India’s extensive rail network is one of the largest in the world and built more than 160 years ago under British colonial rule. Today, it runs about 11,000 trains every day over 67,000 miles of tracks.

For Prime Minister Narendra Modi, who swept to power in 2014 on a promise of future greatness, upgrading the country’s transport system has been a key priority in his push to create a $5 trillion economy by 2025.

In the fiscal year that started in April, Modi’s government raised capital spending on airports, road and highway construction and other infrastructure projects to $122 billion, or 1.7% of India’s GDP. But years of neglect has left many tracks to deteriorate.

Indian Prime Minister Narendra Modi visits the site of a train crash on June 3.

A report last year by India’s auditor general, an independent office, found the amount spent on track maintenance is falling. “Due to financial constraints, the progress in track renewals is constantly coming down over the last six years,” the report said.

Decaying infrastructure is often cited as a cause for traffic delays and numerous train accidents in India.
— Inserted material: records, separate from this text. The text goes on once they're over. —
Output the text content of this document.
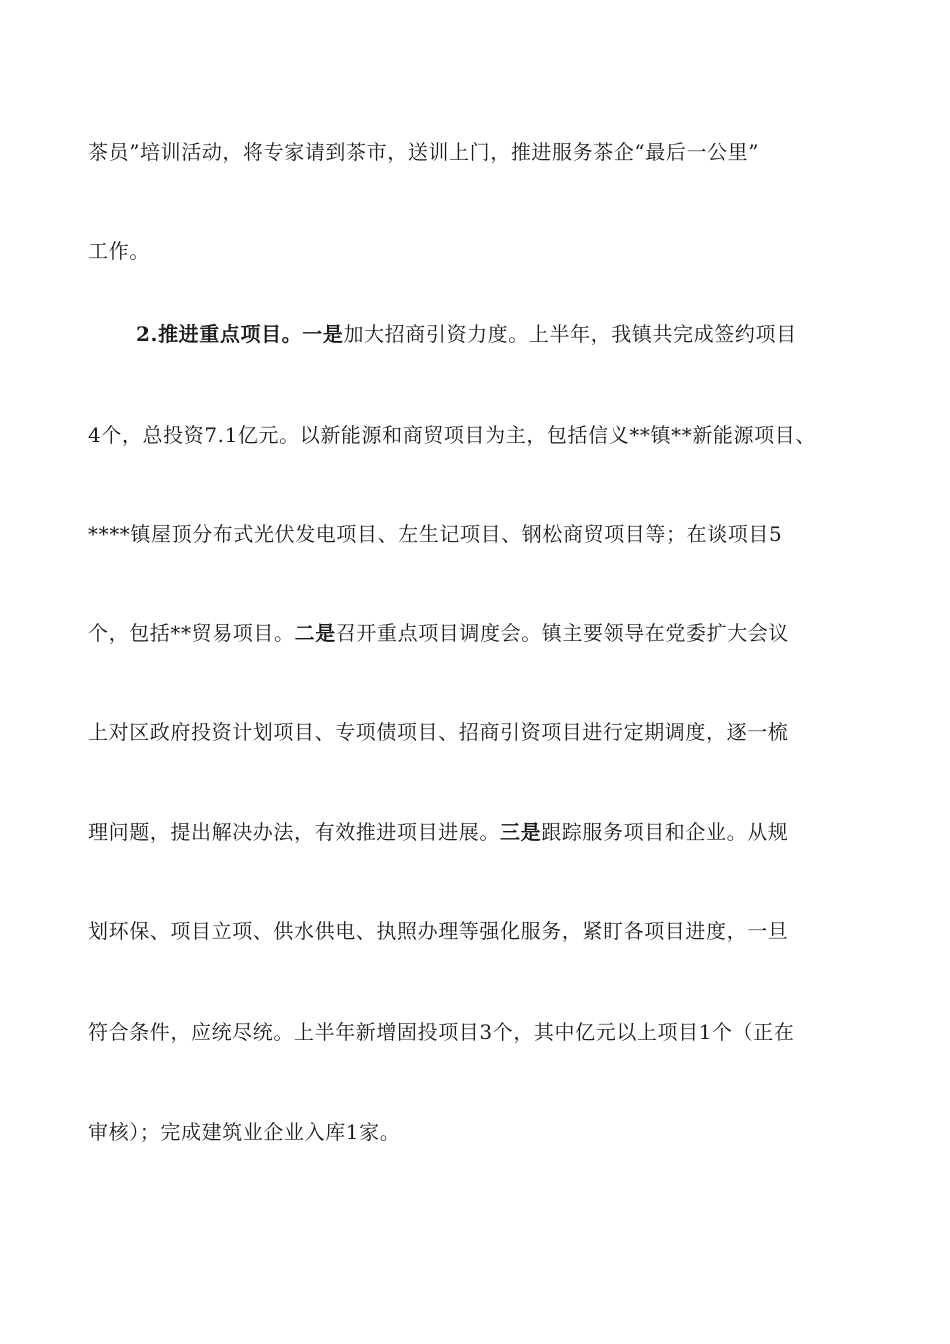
茶员”培训活动，将专家请到茶市，送训上门，推进服务茶企“最后一公里”
工作。
2.推进重点项目。一是加大招商引资力度。上半年，我镇共完成签约项目
4个，总投资7.1亿元。以新能源和商贸项目为主，包括信义**镇**新能源项目、
****镇屋顶分布式光伏发电项目、左生记项目、钢松商贸项目等；在谈项目5
个，包括**贸易项目。二是召开重点项目调度会。镇主要领导在党委扩大会议
上对区政府投资计划项目、专项债项目、招商引资项目进行定期调度，逐一梳
理问题，提出解决办法，有效推进项目进展。三是跟踪服务项目和企业。从规
划环保、项目立项、供水供电、执照办理等强化服务，紧盯各项目进度，一旦
符合条件，应统尽统。上半年新增固投项目3个，其中亿元以上项目1个（正在
审核）；完成建筑业企业入库1家。
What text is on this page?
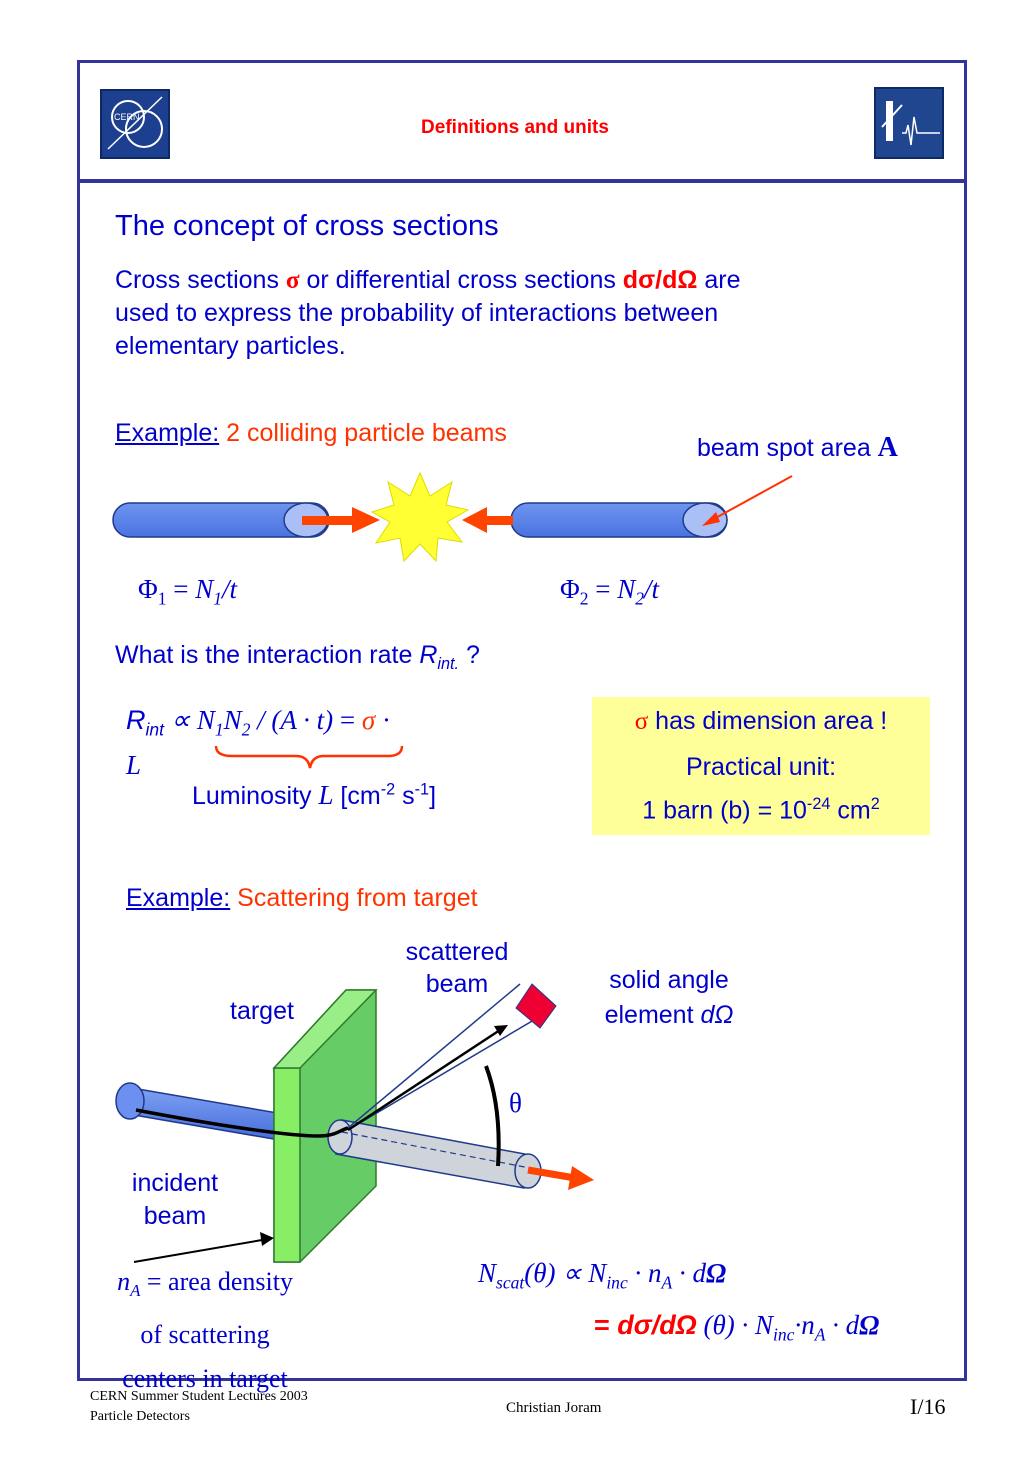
CERN	Definitions and units
The concept of cross sections
Cross sections σ or differential cross sections dσ/dΩ are
used to express the probability of interactions between
elementary particles.
Example: 2 colliding particle beams
beam spot area A
$\Phi_1 = N_1/t$	$\Phi_2 = N_2/t$
What is the interaction rate $R_{int.}$ ?
$R_{int} \propto N_1N_2 / (A \cdot t) = \sigma$ ·
L
Luminosity L [$cm^{-2}$ $s^{-1}$]
σ has dimension area !
Practical unit:
1 barn $(b) = 10^{-24}$ $cm^2$
Example: Scattering from target
scattered
beam	solid angle
element dΩ
target
θ
incident
beam
$n_A$ = area density
of scattering
centers in target
$N_{scat}(\theta) \propto N_{inc} \cdot n_A \cdot d\Omega$
= dσ/dΩ $(\theta) \cdot N_{inc}\cdot n_A \cdot d\Omega$
CERN Summer Student Lectures 2003
Particle Detectors
Christian Joram	I/16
And though government statistics show that accidents and derailments have declined in recent years, they are still tragically common.

More than 16,000 people were killed in nearly 18,000 railway accidents across the country in 2021, according to latest figures from the National Crime Records Bureau. Nearly 70% were due to falls from trains and collisions between trains and people on the track.

In 2005, at least 102 people died when a passenger train derailed in the southern state of Andhra Pradesh as it tried to cross tracks washed away by a flood. In 2011, scores were killed when a train jumped tracks in the northern state of Uttar Pradesh.

In another infamous incident in 2016, more than 140 people were killed in another derailment in Uttar Pradesh.

Railways Minister Vaishnaw said authorities have asked the Central Bureau of Investigation, India’s top investigation agency, to probe Friday’s crash.

Authorities have announced compensation of about $1,200 to families who have lost loved ones.

But as teams continue to investigate the cause, no amount of money could make up for the devastating loss of life.

As Kumar, whose friend died in the crash, recalled the horror of Friday’s accident, he reflected on how lucky he was to survive.

“I am blessed to have another chance at life,” he said.